We’re delighted to welcome Clare Goff to our associate team, supporting our Communications and Research projects. Clare has a 20 year pedigree in journalism, communications, research and project management specialising in new economics, good business, local government, and communities – read more about her background on our team page. Below Clare shares her thoughts on her mission to gather stories of thriving, hopeful economies.
‘The key to the future of the world is finding the optimistic stories and letting them be known.’ So said American folk singer and activist Pete Seeger.
In today’s 24-hour news cycle it’s easy to feel hopeless under the weight of constant headlines detailing wars, climate catastrophe and the backsliding of social progress. As consumers of mainstream media, we are beholden to business models that often rely on the understanding that bad news sells better than good.
At this profound juncture in history, the stories we have told ourselves, about human power, consumerism and economic growth are becoming exhausted. There is a hunger for new stories that nourish us and show us a different way of being.
I’ve spent much of my career finding and telling the stories of local economic change through talking and listening to the practitioners making it happen on the ground.

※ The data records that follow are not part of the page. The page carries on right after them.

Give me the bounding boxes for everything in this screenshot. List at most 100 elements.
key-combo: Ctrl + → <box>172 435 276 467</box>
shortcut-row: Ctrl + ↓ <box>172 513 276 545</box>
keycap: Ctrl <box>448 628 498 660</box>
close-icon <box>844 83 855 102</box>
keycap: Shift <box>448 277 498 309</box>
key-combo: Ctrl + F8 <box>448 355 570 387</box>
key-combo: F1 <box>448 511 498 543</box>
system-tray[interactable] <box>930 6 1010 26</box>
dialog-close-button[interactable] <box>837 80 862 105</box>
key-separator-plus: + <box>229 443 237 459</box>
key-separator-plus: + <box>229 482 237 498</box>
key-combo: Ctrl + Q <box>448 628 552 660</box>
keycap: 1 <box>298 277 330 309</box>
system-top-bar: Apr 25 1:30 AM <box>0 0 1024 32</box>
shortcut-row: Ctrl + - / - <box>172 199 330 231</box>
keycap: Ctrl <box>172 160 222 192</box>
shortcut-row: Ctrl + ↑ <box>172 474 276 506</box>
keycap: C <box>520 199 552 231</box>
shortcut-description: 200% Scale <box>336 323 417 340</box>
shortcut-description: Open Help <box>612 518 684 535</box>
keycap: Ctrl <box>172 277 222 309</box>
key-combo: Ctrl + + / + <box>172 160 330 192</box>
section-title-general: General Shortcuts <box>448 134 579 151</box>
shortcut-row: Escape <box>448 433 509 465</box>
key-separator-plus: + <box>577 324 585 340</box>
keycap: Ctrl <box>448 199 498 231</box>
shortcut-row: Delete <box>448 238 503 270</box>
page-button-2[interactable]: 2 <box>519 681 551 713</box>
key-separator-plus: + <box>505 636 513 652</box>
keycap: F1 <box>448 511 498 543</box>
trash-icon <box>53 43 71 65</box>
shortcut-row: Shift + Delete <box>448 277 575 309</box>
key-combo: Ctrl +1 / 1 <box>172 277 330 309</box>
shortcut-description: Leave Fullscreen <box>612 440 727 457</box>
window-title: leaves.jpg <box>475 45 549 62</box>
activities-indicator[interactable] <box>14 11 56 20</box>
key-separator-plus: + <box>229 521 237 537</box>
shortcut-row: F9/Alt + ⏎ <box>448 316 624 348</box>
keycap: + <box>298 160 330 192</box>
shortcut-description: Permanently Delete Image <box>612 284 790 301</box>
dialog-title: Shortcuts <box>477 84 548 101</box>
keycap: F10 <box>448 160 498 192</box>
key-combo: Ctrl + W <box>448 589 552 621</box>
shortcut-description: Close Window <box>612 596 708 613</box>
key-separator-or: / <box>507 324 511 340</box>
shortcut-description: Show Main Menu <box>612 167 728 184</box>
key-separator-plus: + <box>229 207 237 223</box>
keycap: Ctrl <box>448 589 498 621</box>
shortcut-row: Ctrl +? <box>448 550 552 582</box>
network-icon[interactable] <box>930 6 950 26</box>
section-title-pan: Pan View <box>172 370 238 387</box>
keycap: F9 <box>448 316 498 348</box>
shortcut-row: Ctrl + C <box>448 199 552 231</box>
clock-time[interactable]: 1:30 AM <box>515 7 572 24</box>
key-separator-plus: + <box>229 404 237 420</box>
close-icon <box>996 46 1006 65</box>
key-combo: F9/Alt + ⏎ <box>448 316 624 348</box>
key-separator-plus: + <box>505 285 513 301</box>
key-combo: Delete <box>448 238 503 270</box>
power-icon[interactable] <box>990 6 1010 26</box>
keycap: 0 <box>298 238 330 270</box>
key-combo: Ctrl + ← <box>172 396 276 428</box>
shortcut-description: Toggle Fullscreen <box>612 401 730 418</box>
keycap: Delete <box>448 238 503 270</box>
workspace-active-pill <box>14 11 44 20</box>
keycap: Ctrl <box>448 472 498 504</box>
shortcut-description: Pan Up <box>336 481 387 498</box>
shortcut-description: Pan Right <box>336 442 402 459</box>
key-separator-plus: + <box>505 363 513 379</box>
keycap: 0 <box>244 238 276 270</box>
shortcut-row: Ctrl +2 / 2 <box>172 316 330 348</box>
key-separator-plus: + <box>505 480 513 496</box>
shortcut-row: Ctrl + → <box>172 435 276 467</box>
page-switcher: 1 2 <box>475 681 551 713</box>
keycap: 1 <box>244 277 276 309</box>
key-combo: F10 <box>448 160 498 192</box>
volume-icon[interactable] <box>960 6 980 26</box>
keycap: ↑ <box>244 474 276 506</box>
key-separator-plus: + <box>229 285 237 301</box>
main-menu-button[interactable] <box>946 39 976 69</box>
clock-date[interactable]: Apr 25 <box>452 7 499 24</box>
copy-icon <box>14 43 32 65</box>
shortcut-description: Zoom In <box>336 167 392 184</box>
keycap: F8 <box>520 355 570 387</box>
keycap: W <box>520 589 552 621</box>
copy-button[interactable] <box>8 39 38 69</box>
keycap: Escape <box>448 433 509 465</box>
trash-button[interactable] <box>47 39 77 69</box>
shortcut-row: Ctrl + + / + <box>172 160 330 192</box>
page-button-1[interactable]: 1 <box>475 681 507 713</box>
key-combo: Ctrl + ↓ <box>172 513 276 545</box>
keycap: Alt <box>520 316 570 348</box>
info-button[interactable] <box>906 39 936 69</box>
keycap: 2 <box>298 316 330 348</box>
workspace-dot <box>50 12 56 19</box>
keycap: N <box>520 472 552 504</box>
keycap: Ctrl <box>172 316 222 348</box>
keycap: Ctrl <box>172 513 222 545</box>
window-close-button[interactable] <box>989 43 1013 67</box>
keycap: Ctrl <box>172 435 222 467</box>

Rarely does social change comes with a fanfare or a bang. More often it happens through those ‘quiet processes and small circles in which vital and transforming events take place’, to quote Rufus Jones, Quaker theologian and educator.
Across the UK, local and regional governments, the NHS and local social organisations are quietly changing long-embedded processes and structures to shift the focus of their work towards a better, more holistic, definition of progress. They are rewiring local systems, developing new collective ways of working across place, and setting the compass towards a different narrative.
Over the next few months, I will be holding conversations with and gathering stories from some of those taking a wellbeing economy approach to their place. I’ll be bringing to life the practical ways in which they are developing more thriving local economies.
The endless cycle of bad news continues. Let’s make space to hear from those laying the groundwork for new, more optimistic, stories to be told.